A Pinard Horn is a old foetal listening device used by midwives, with the flat end placed on the ear while the horn part is used to move around the pregnant woman’s abdomen to listen to foetal movements.  

The WinSenga makes antenatal diagnosis more effective, timely and most critically in developing countries, affordable, says Joseph Kaizzi, a software engineer with a softare developing firm Thinvoid, who mentored the three Makerere students. 

Kavuma, Tushabe and Okello are all second year students at the School of Computing and Informatics Technology (CIT) at Makerere University. 

According to Kavuma, the team came up with the idea after they visited the labour ward in Mulago Hospital and saw the numbers and suffering of pregnant women. About 50,000 women visit Mulago Hospital annually for antenatal services.

“We thought of an innovation that would impact the world of expectant mothers,” said Kavuma. “We also wished to impact on UN Millennium Development Goal 5, which is reducing maternal mortality by 2015,” he added.

The team says that although the gadget has not yet been officially priced, they estimate it would cost $5-$10 for the modified Pinard Horn depending on the material used to make it, and $100-$500 for the smart phone.

Depending on the price of the smart phone used, the device will be 80 per cent cheaper than the ultrasound scan, which costs at least $3,000 and requires regular maintenance by an expert. The WinSenga application is an appropriate response to real issues facing antenatal care service providers, says Michael Niyitegeka the head of corporate affairs at CIT.

“The integration of modern technology — smart phone — and traditional technology — Pinard Horn — is a milestone in enabling appropriate diagnosis using cost-effective technology,” he told The East-African.

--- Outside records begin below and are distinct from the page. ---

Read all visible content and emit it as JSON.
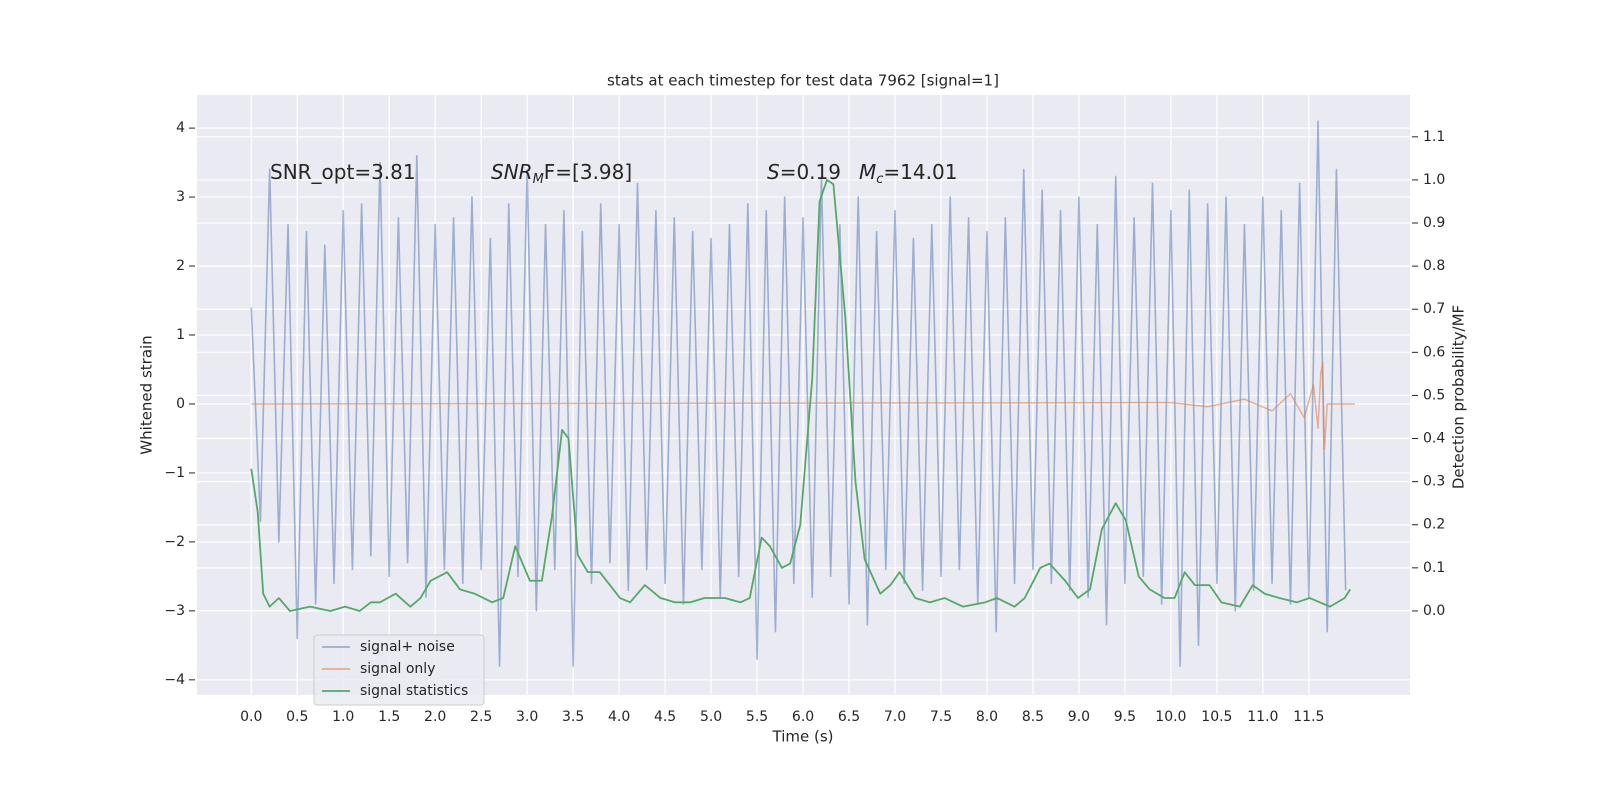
{
  "chart_data": {
    "type": "line",
    "title": "stats at each timestep for test data 7962 [signal=1]",
    "xlabel": "Time (s)",
    "ylabel": "Whitened strain",
    "y2label": "Detection probability/MF",
    "annotations": [
      {
        "text": "SNR_opt=3.81"
      },
      {
        "italic": "SNR",
        "sub": "M",
        "text": "F=[3.98]"
      },
      {
        "italic": "S",
        "text": "=0.19"
      },
      {
        "italic": "M",
        "sub": "c",
        "text": "=14.01"
      }
    ],
    "xlim": [
      -0.59,
      12.6
    ],
    "ylim": [
      -4.22,
      4.48
    ],
    "y2lim": [
      -0.195,
      1.197
    ],
    "xticks": [
      {
        "value": 0,
        "label": "0.0"
      },
      0.5,
      {
        "value": 1,
        "label": "1.0"
      },
      1.5,
      {
        "value": 2,
        "label": "2.0"
      },
      2.5,
      {
        "value": 3,
        "label": "3.0"
      },
      3.5,
      {
        "value": 4,
        "label": "4.0"
      },
      4.5,
      {
        "value": 5,
        "label": "5.0"
      },
      5.5,
      {
        "value": 6,
        "label": "6.0"
      },
      6.5,
      {
        "value": 7,
        "label": "7.0"
      },
      7.5,
      {
        "value": 8,
        "label": "8.0"
      },
      8.5,
      {
        "value": 9,
        "label": "9.0"
      },
      9.5,
      {
        "value": 10,
        "label": "10.0"
      },
      10.5,
      {
        "value": 11,
        "label": "11.0"
      },
      11.5
    ],
    "yticks": [
      {
        "value": -4,
        "label": "−4"
      },
      {
        "value": -3,
        "label": "−3"
      },
      {
        "value": -2,
        "label": "−2"
      },
      {
        "value": -1,
        "label": "−1"
      },
      0,
      1,
      2,
      3,
      4
    ],
    "y2ticks": [
      {
        "value": 0,
        "label": "0.0"
      },
      0.1,
      0.2,
      0.3,
      0.4,
      0.5,
      0.6,
      0.7,
      0.8,
      0.9,
      {
        "value": 1,
        "label": "1.0"
      },
      1.1
    ],
    "grid": true,
    "legend_loc": "lower left",
    "series": [
      {
        "name": "signal+ noise",
        "color": "#4c72b0",
        "opacity": 0.5,
        "x": [
          0.0,
          0.1,
          0.2,
          0.3,
          0.4,
          0.5,
          0.6,
          0.7,
          0.8,
          0.9,
          1.0,
          1.1,
          1.2,
          1.3,
          1.4,
          1.5,
          1.6,
          1.7,
          1.8,
          1.9,
          2.0,
          2.1,
          2.2,
          2.3,
          2.4,
          2.5,
          2.6,
          2.7,
          2.8,
          2.9,
          3.0,
          3.1,
          3.2,
          3.3,
          3.4,
          3.5,
          3.6,
          3.7,
          3.8,
          3.9,
          4.0,
          4.1,
          4.2,
          4.3,
          4.4,
          4.5,
          4.6,
          4.7,
          4.8,
          4.9,
          5.0,
          5.1,
          5.2,
          5.3,
          5.4,
          5.5,
          5.6,
          5.7,
          5.8,
          5.9,
          6.0,
          6.1,
          6.2,
          6.3,
          6.4,
          6.5,
          6.6,
          6.7,
          6.8,
          6.9,
          7.0,
          7.1,
          7.2,
          7.3,
          7.4,
          7.5,
          7.6,
          7.7,
          7.8,
          7.9,
          8.0,
          8.1,
          8.2,
          8.3,
          8.4,
          8.5,
          8.6,
          8.7,
          8.8,
          8.9,
          9.0,
          9.1,
          9.2,
          9.3,
          9.4,
          9.5,
          9.6,
          9.7,
          9.8,
          9.9,
          10.0,
          10.1,
          10.2,
          10.3,
          10.4,
          10.5,
          10.6,
          10.7,
          10.8,
          10.9,
          11.0,
          11.1,
          11.2,
          11.3,
          11.4,
          11.5,
          11.6,
          11.7,
          11.8,
          11.9
        ],
        "values": [
          1.4,
          -1.7,
          3.4,
          -2.0,
          2.6,
          -3.4,
          2.5,
          -2.9,
          2.3,
          -2.6,
          2.8,
          -2.4,
          2.9,
          -2.2,
          3.5,
          -2.5,
          2.7,
          -2.3,
          3.6,
          -2.8,
          2.6,
          -2.4,
          2.7,
          -2.6,
          3.0,
          -2.4,
          2.4,
          -3.8,
          2.9,
          -2.5,
          3.4,
          -3.0,
          2.6,
          -2.4,
          2.8,
          -3.8,
          2.5,
          -2.6,
          2.9,
          -2.3,
          2.6,
          -2.7,
          3.2,
          -2.4,
          2.8,
          -2.6,
          2.7,
          -2.9,
          2.5,
          -2.4,
          2.4,
          -2.8,
          2.6,
          -2.5,
          2.9,
          -3.7,
          2.8,
          -3.3,
          3.0,
          -2.6,
          2.7,
          -2.8,
          3.3,
          -2.5,
          2.6,
          -2.9,
          3.0,
          -3.2,
          2.5,
          -2.4,
          2.8,
          -2.6,
          2.4,
          -2.7,
          2.6,
          -2.5,
          3.0,
          -2.4,
          2.7,
          -2.9,
          2.5,
          -3.3,
          2.7,
          -2.6,
          3.4,
          -2.4,
          3.1,
          -2.6,
          2.8,
          -2.7,
          3.0,
          -2.8,
          2.6,
          -3.2,
          3.3,
          -2.6,
          2.7,
          -2.5,
          3.2,
          -2.9,
          2.8,
          -3.8,
          3.1,
          -3.5,
          2.9,
          -2.6,
          3.0,
          -3.0,
          2.6,
          -2.7,
          3.0,
          -2.6,
          2.8,
          -2.9,
          3.2,
          -2.8,
          4.1,
          -3.3,
          3.4,
          -2.7
        ]
      },
      {
        "name": "signal only",
        "color": "#dd8452",
        "opacity": 0.6,
        "x": [
          0.0,
          10.0,
          10.4,
          10.8,
          11.1,
          11.3,
          11.45,
          11.55,
          11.6,
          11.63,
          11.65,
          11.67,
          11.7,
          12.0
        ],
        "values": [
          0,
          0.02,
          -0.04,
          0.07,
          -0.1,
          0.15,
          -0.2,
          0.28,
          -0.35,
          0.45,
          0.6,
          -0.65,
          0,
          0
        ]
      },
      {
        "name": "signal statistics",
        "color": "#55a868",
        "opacity": 1,
        "axis": "y2",
        "x": [
          0,
          0.07,
          0.13,
          0.2,
          0.3,
          0.42,
          0.64,
          0.86,
          1.02,
          1.18,
          1.3,
          1.4,
          1.57,
          1.73,
          1.84,
          1.95,
          2.13,
          2.27,
          2.43,
          2.62,
          2.74,
          2.87,
          3.03,
          3.16,
          3.27,
          3.38,
          3.45,
          3.55,
          3.66,
          3.79,
          3.9,
          4.01,
          4.12,
          4.28,
          4.45,
          4.61,
          4.77,
          4.93,
          5.15,
          5.32,
          5.42,
          5.55,
          5.64,
          5.77,
          5.86,
          5.97,
          6.1,
          6.18,
          6.26,
          6.33,
          6.46,
          6.57,
          6.67,
          6.84,
          6.95,
          7.05,
          7.22,
          7.38,
          7.54,
          7.74,
          7.98,
          8.11,
          8.3,
          8.41,
          8.58,
          8.68,
          8.85,
          8.99,
          9.12,
          9.25,
          9.4,
          9.51,
          9.65,
          9.77,
          9.93,
          10.04,
          10.15,
          10.26,
          10.42,
          10.55,
          10.75,
          10.89,
          11.02,
          11.18,
          11.37,
          11.51,
          11.73,
          11.89,
          11.95
        ],
        "values": [
          0.33,
          0.23,
          0.04,
          0.01,
          0.03,
          0.0,
          0.01,
          0.0,
          0.01,
          0.0,
          0.02,
          0.02,
          0.04,
          0.01,
          0.03,
          0.07,
          0.09,
          0.05,
          0.04,
          0.02,
          0.03,
          0.15,
          0.07,
          0.07,
          0.22,
          0.42,
          0.4,
          0.13,
          0.09,
          0.09,
          0.06,
          0.03,
          0.02,
          0.06,
          0.03,
          0.02,
          0.02,
          0.03,
          0.03,
          0.02,
          0.03,
          0.17,
          0.15,
          0.1,
          0.11,
          0.2,
          0.54,
          0.95,
          1.0,
          0.99,
          0.68,
          0.3,
          0.12,
          0.04,
          0.06,
          0.09,
          0.03,
          0.02,
          0.03,
          0.01,
          0.02,
          0.03,
          0.01,
          0.03,
          0.1,
          0.11,
          0.07,
          0.03,
          0.05,
          0.19,
          0.25,
          0.21,
          0.08,
          0.05,
          0.03,
          0.03,
          0.09,
          0.06,
          0.06,
          0.02,
          0.01,
          0.06,
          0.04,
          0.03,
          0.02,
          0.03,
          0.01,
          0.03,
          0.05
        ]
      }
    ]
  }
}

The team insisted on the application working on a smart phone, which is a costly platform, because it is the best. The SengaHorn encodes audio input from various positions of the mother’s womb and electronically passes signals to the smart phone where the diagnosis application is installed.

Kaizzi, who guided the students through the invention process, explains that the software application consists of several audio analysis, pattern recognition and data recording modules. Together the module algorithms deduce the foetal heart rate, the positioning of the foetus and other factors that are directly tied to the foetal heart rate.

The algorithms then convert this data into possible prescription for the diagnosis implied by the deduced parameters. This prescription is displayed in simple natural language for inexperienced and unprofessional midwives and traditional birth attendants to read and apply.

Kavuma hopes they win the Imagine cup worldwide and use the cash to scale up the innovation. The finals will be held in July in Sydney, Australia.